God of Carnage? Fierce, hilarious, appalling — a very dark dysfunctional farce. It’s very funny, outrageously so at times. Sharply written and acted with dazzle and finesse by four crackling leads — Jeff Daniels, Marcia Gay Harden, James Gandolfini and Hope Davis. Who play suburban couples meeting to discuss a violent altercation between their respective sons. You may go in knowing what’s to come, but the anger, disdain and self-disgust that gradually push through are snarlier and more manic than you might expect.
And if you have any rot or mildew or serpents festering inside, a play as well done as this is pure pleasure.
God of Carnage lasts about 90 minutes, I think. It may not have started precisely at 8 pm, so maybe it’s more like 85 minutes. No intermission. But what a fierce workout! Everyone is mad and sweating and drained by the end. Hats off to all four. Great hilarity mixed with patches of despair. Perfectly balanced and honed. I hate my life and you too! Blecchhh!
The basic idea is that beasts and bile lie within everyone, ready to pounce and lash out, and it doesn’t take much to prod the shit into the open, especially with a quart of top-grade rum at the ready. It’s been said that Gods is half British-refined and half farcical in the French sense of that term. For me, the ease of the transition from one to the other is what matters, and I was seriously impressed.
Is God of Carnage as precise and ambitious as it could be in making these four characters represent, in a thorough and particular way, the malignancies of greater society?
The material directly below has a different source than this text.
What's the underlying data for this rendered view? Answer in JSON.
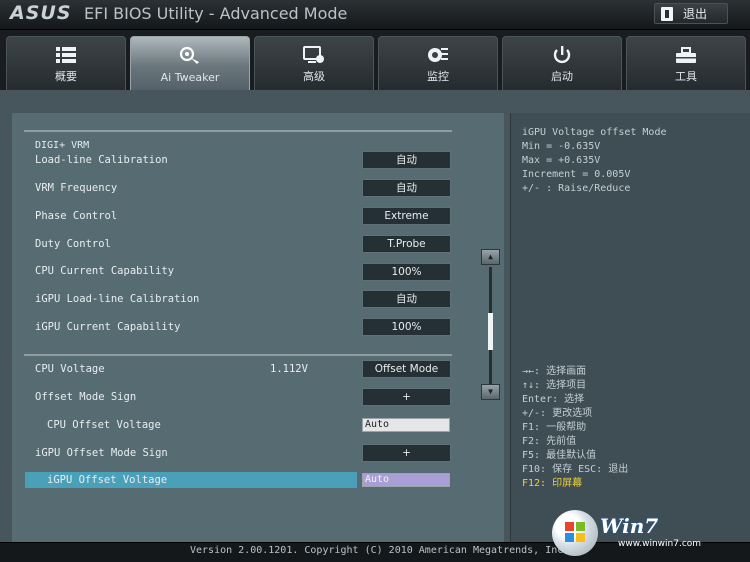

Is it as thoughtful and primal and thematically profound as it ought to be? Maybe not entirely, but it sure hit the bell for me. Farce can’t take too many breathers or shift gears too often. Some London critics, I realize, were slightly mixed about the production that opened there last March, and it’s conceivable that some might quibble about this or that when it opens later this month.
But the French-speaking author Yasmina Reza and her British translator, Christopher Hampton, obviously made decisions in a clear-headed way that they knew would make the play into this rather than that. They had to decide based on the requirements of the form. Farce has to be done with concentration, precision and rigorous discipline, and the God of Carnage gang (including director Matthew Warchus) know exactly what they’re doing. Okay, it may not be Who’s Afraid of Virginia Woolf?, but it’s a lot funnier. And just as angry.
The conversation in God of Carnage starts out politely, correctly, considerately and then, slightly and almost imperceptibly, relations start to decline. They degrade and degenerate into bitter, adolescent, at times close-to-submental rage. Which leads to alcohol, incredible ferocity and despair and a question at the every end — “What do we know?”
For what it’s worth, the audience knew. Everyone immediately leapt to their feet at the curtain call. No hesitation, clapping and cheering their tails off. I looked around and figured the crowd was maybe one-third tourists, one-third Sopranos fans, and one-third sophisticated theatre mavens.
Here’s a Playbill podcast interview with all four actors speaking.
Oh, and there’s a splendid special effect that comes along at the halfway mark. Won’t say any more than that.